Sementara lima karib; Handi, Sari Yone, Chaca dan Erni belum menemukan petunjuk apa-apa tentang pembunuhan itu. Mereka hampir-hampir putus asa. Ternyata menemukan pembunuh itu tidak segampang mengerjakan tugas penelitian sosial yang selama ini mereka kerjakan. Kini mereka sedang mengadakan pertemuan di ruang bawah, gudang rumah Handi.
“Sebenarnya apa sih, motif pembunuh itu ?” Chaca melempar tanya membuka obrolan.
“Sebelumnya, mari kita telusuri satu persatu korbannya. Beruntung kita telah mengumpulkan berita yang ada sebagai bahan.” Handi cowok macho dengan rambut ombak sebahu yang dibiarkan tergerai itu lalu mengambil kapur dan menorehkan sesuatu di atasnya.

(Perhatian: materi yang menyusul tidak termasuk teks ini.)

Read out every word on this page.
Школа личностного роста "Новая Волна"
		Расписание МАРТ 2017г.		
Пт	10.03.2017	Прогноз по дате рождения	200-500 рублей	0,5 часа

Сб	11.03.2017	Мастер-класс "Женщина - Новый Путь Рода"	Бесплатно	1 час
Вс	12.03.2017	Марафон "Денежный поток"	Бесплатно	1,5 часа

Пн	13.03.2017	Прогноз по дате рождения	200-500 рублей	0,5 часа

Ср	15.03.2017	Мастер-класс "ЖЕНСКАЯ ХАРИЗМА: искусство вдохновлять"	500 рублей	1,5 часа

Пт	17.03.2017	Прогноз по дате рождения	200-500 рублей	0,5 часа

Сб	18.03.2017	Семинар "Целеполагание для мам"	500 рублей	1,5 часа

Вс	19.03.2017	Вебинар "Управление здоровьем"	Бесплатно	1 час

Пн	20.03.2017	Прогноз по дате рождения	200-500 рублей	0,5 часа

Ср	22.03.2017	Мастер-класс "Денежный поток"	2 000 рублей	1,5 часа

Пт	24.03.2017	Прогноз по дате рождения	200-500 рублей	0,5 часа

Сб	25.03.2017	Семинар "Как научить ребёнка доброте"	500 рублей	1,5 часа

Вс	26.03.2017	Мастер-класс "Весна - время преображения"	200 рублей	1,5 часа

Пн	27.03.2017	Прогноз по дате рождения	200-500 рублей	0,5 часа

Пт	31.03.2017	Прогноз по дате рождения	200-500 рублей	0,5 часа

“Agar lebih mudah, kita kaji perbedaannya lebih dulu.” Yone berpendapat.
“Baiklah” Handi kemudian melanjutkan memimpin diskusi sementara yang lain tampak menyimak.
“Korban pertama : Emen Simatupang, ditemukan tewas di toilet Plaza dengan tusukan tepat di jantung. Kedua : Harris, ditemukan dengan luka tembakan di punggung yang kemudian sampai menembus lambung...”
“Ia ditemukan dalam keadaan tidak berpakaian di kamarnya.” Sari menyahut.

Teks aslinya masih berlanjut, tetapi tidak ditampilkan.